Because we use two way and fluffy uses one way we have this problem where we only try to handle one way fins on the timeout of our connection which delays us finishing the uTP connection currently on Trin this is set to 1.25 seconds, this delay might also grow in size but that symantic interaction doesn't matter and any delay is enough justification to make this change. This delay will happen whenever we interact with Fluffy or Ultralight and if we want adoption this is unacceptable.
This is also currently causing interop issues with our bridge, well we can add another timeout exception for this case, it wouldn't fix the 1.25s delay so we might as well just implement 1 way fins.
https://portal-hive.ethdevops.io/?page=v-pills-results-tab&suite=1701568288-22f1ef76b380011a7f14fa3c85205088.json Here is an example where these tests are failing because Trin thinks the uTP transfer is timing out, fluffy thinks it is successful. And in reality fluffy got the data, and we are waiting for no reason. We also spam fluffy with 8 fin packets for no reason which is another reason to do 1 way fins.

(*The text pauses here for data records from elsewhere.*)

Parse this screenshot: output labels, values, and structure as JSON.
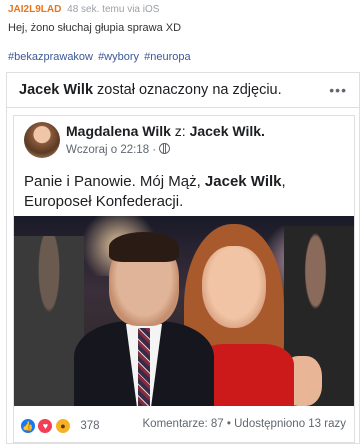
{
  "post": {
    "author": "JAI2L9LAD",
    "time": "48 sek. temu",
    "via": "via",
    "platform": "iOS",
    "text": "Hej, żono słuchaj głupia sprawa XD",
    "tags": [
      "#bekazprawakow",
      "#wybory",
      "#neuropa"
    ]
  },
  "fb": {
    "tag_name": "Jacek Wilk",
    "tag_suffix": " został oznaczony na zdjęciu.",
    "menu": "•••",
    "poster": "Magdalena Wilk",
    "poster_with": " z: ",
    "poster_target": "Jacek Wilk.",
    "time": "Wczoraj o 22:18 ·",
    "body_1": "Panie i Panowie. Mój Mąż, ",
    "body_bold": "Jacek Wilk",
    "body_2": ",",
    "body_3": "Europoseł Konfederacji.",
    "reaction_count": "378",
    "stats": "Komentarze: 87 • Udostępniono 13 razy",
    "reactions": [
      "like-icon",
      "love-icon",
      "wow-icon"
    ]
  }
}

I tested this change on portal-hive and all tests passed using it using Trin and Fluffy. I tested the trin-bridge test again between fluffy and trin and it worked so it definitly fixes the issue I was seeing. In this process I also double checked the uTP logs to make sure there wasn't anything funny.
Here are the results with the change, the link above shows it all failing.
what did I do
on_packet()
for the sender and receiver cases for handling one way ackswrite-buffer
was written. The while pending_read.pop_front statements doesn't work, because it relied on a gridlock system so it would be impossible for it to even loop more then once. Because the loop in stream.rs only added a new one shot channel, when it was done handling the last one. So the while loops was functionally useless inprocess_reads
. I also needed to do it this way so we would be able to flush the recv-buffer before closing the connection.